Bunun sebebi, millî bütünlüğümüz hususunda, PKK yandaşları dışında herkesin tartışılmaz şekilde mutabık olduğuna inanmamdı.
‘90ların ikinci yarısından itibaren telaffuz edilen “ Milliyetçiliğin MHP’nin tekelinde olamayacağı” düşüncesi yüreğime su serpiyordu. Bu ifade ile bütün partiler, millî meselelerimizin her hükûmet için aynı değere ve öneme sahip olacağı güvencesini veriyorlardı. Dolayısıyla 2007’e kadar benim için MHP artık görevini tamamlamış ve kendini feshetmesi gereken, marjinalleşmeye aday bir ideolojik misyon partisiydi. Eğer memleketimizde, farklı ideolojilerine rağmen bütün partiler milletimizi, onun bütünlüğünü ve dünya üzerindeki soydaşlarımızın problemlerini birinci öncelikle ele alacak idiyse MHP açıkça işlevsiz hale gelmiş demekti.
Bana bu rahatlığı veren bir ölçüde Merhum Ecevit’in ‘90ların başında telaffuz ettiği “Dış Türkler bakanlığı kurulmalıdır!” cümlesi idi. Demek ki artık enternasyonalist, köksüz ve bundan dolayı uluslar arası KGB operasyonlarının taşeronları arasında yer almış sol kampta bile Türk adının önemi anlaşılmıştı… Artık geçmişe bir sünger çekilerek millî sorunlarımız üzerinde ciddiyetle bir araya gelebilirdik.
Millî hassasiyetin, Türk siyasetinin asgari müştereki olması, siyasetin, toplumu izlediği, onun ihtiyaçlarını ve hassasiyetlerini öncelediği anlamına geliyordu. Bu durumda, en mantıklı tercih, milletin çoğunluğunun teveccüh gösterdiği kitle partilerinin temsil ettiği mutabakat hükûmetlerinin başa gelmesiydi.
2007 bu açıdan tam bir kırılma noktası oldu. O vakte kadar bu inancımızı, iyimserliğimizi besleyen bir gelişme var gibi görünmesine rağmen işler o noktadan itibaren tam tersine döndü.
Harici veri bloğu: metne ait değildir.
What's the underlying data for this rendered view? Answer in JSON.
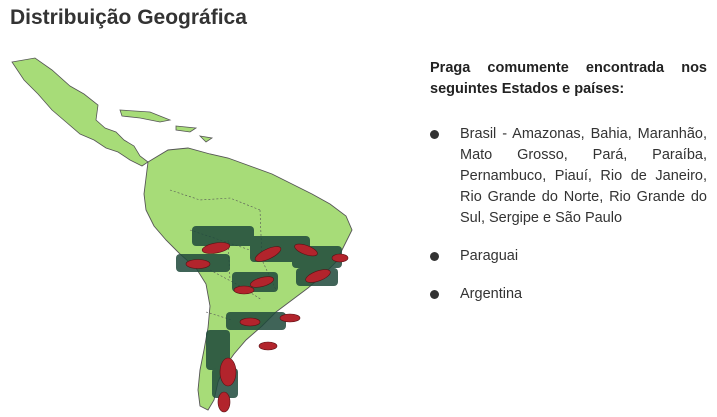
{
  "page": {
    "title": "Distribuição Geográfica"
  },
  "panel": {
    "lead": "Praga comumente encontrada nos seguintes Estados e países:",
    "items": [
      "Brasil - Amazonas, Bahia, Maranhão, Mato Grosso, Pará, Paraíba, Pernambuco, Piauí, Rio de Janeiro, Rio Grande do Norte, Rio Grande do Sul, Sergipe e São Paulo",
      "Paraguai",
      "Argentina"
    ]
  },
  "colors": {
    "land": "#a7dc78",
    "border": "#555555",
    "insect": "#b2242c",
    "leaf": "#1f4a3c"
  },
  "icons": {
    "bullet": "filled-circle-bullet",
    "insect": "insect-icon"
  }
}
AKP, millî hassasiyetleri izleyen parti imajının, topluma verdiği güvenini, “toplumu tasarlamak” için kullanmaya başladı.
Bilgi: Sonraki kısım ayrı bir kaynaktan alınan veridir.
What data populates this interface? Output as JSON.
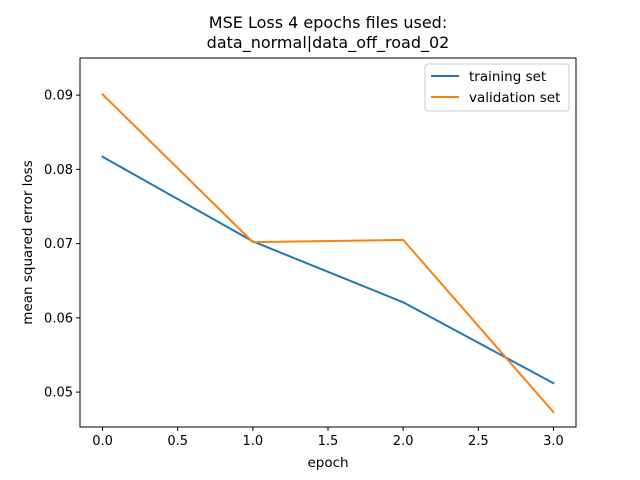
{
  "chart_data": {
    "type": "line",
    "title_line1": "MSE Loss 4 epochs files used:",
    "title_line2": "data_normal|data_off_road_02",
    "xlabel": "epoch",
    "ylabel": "mean squared error loss",
    "xlim": [
      -0.15,
      3.15
    ],
    "ylim": [
      0.0453,
      0.095
    ],
    "xticks": [
      0.0,
      0.5,
      1.0,
      1.5,
      2.0,
      2.5,
      3.0
    ],
    "xtick_labels": [
      "0.0",
      "0.5",
      "1.0",
      "1.5",
      "2.0",
      "2.5",
      "3.0"
    ],
    "yticks": [
      0.05,
      0.06,
      0.07,
      0.08,
      0.09
    ],
    "ytick_labels": [
      "0.05",
      "0.06",
      "0.07",
      "0.08",
      "0.09"
    ],
    "grid": false,
    "legend_position": "upper right",
    "x": [
      0,
      1,
      2,
      3
    ],
    "series": [
      {
        "name": "training set",
        "color": "#1f77b4",
        "values": [
          0.0817,
          0.0703,
          0.0621,
          0.0512
        ]
      },
      {
        "name": "validation set",
        "color": "#ff7f0e",
        "values": [
          0.0901,
          0.0702,
          0.0705,
          0.0473
        ]
      }
    ]
  }
}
İdeolojiler üstü bir millî duyarlılık ve millî mutabakat hissinin temsilcisi ve hizmetkârı olmak zımnî iddiasını, “ne pahasına olursa olsun edinilmiş oy çokluğunun mutlak iktidarı” olmak iddiasına dönüştürdü. Demokrasiyi sosyolojik ve dolayısıyla hukuksal bağlamından kopararak mutlak iktidarların, denetlenemez ve sorgulanamaz güç odağının, çoğunluk oyuna dayalı onay mekanizması haline getirdi.
Halk kendi çoğunluğunun, iktidarı değiştirebildiğini görüyor ve bundan bir zafer sarhoşluğu duyuyordu. Geri kalan, sadece çoğunluk oyunu almış iktidarın, canı ne isterse onu yapabilmesiydi. Halkın çoğunluğunun, mutlak şekilde iktidar olduğunu görmesi, bu çoğunlukta bir tür Tanrı kompleksi yaratıyordu. AKP hükûmetlerinin keyfî, yer yer fütursuz beyanlarının ve işlerinin arkasında, halkta yaratılan bu Tanrı kompleksi vardı.
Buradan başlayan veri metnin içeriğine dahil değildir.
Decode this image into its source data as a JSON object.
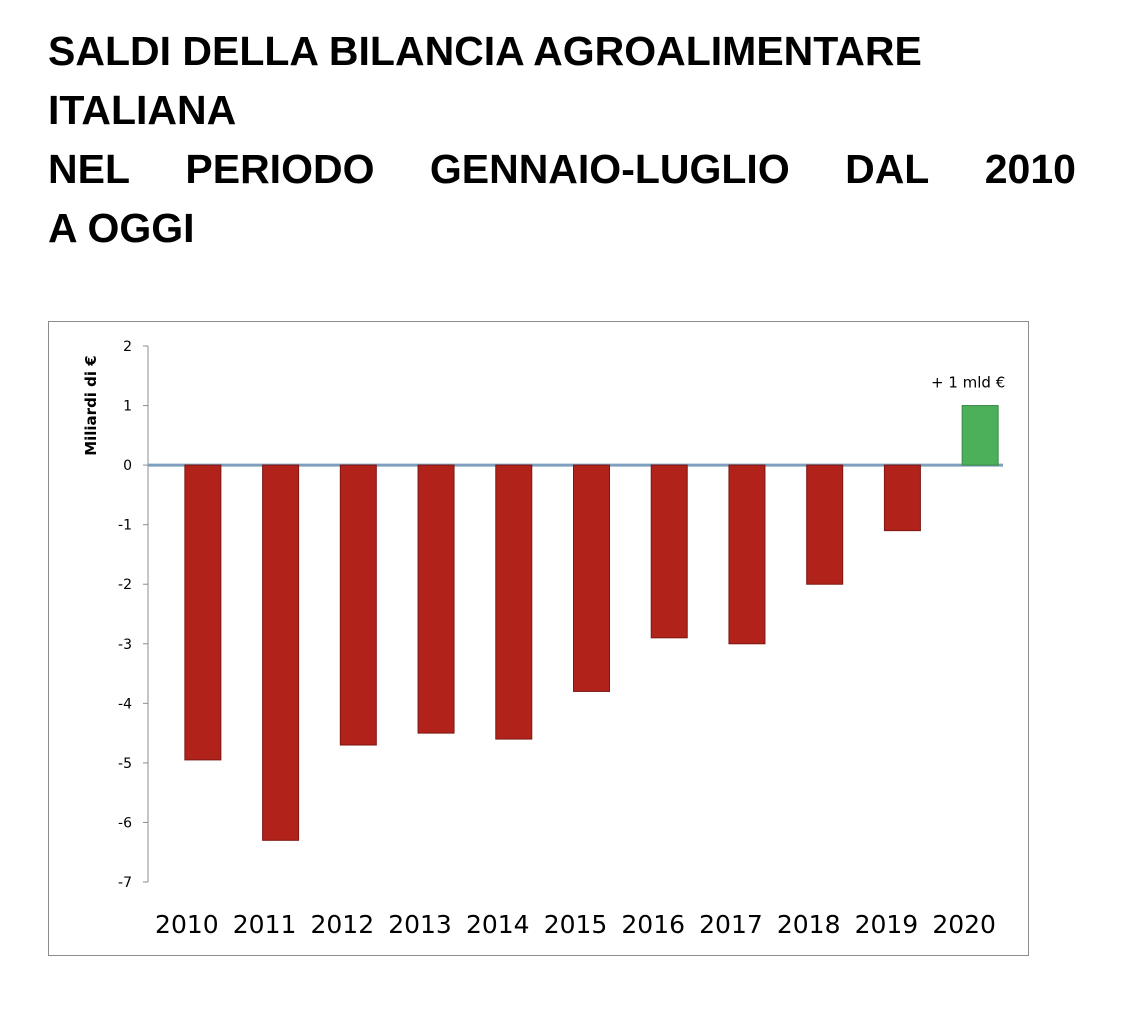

AKP kurucularının belediyelerde edindikleri sempatiyle iktidara taşıdıkları, “gecekondu muhafazakârlığında” (Erdal ERTÜRK) mündemiç, şehir yaşantısından dışlanmak kompleksi, bir tür siyasî mağduriyet duygusu şeklinde halka arz ediliyordu, yansıtılıyordu. Bu öyle başarılı bir yansıtma operasyonu olmuştu ki asılları “millî görüş” geleneğine dayalı, Türk kimliğine yabancı ve hatta düşman, Arap hayranı, Emevici siyasal dinci bir kadro, bir anda milletin yeni Demokrat Partisi haline geliyordu.
Millet, bu kadronun “gömlek değiştirmek” beyanından, onun millî meseleler konusunda kesin duyarlılığını ve bu meseleleri herhangi bir ideolojinin önünde tuttuğu intibaını ediniyordu. Ve ayrıca artık yıllarca mağdur edilmenin, küçük görülmenin intikamını alabileceği duygusunu taşıyordu.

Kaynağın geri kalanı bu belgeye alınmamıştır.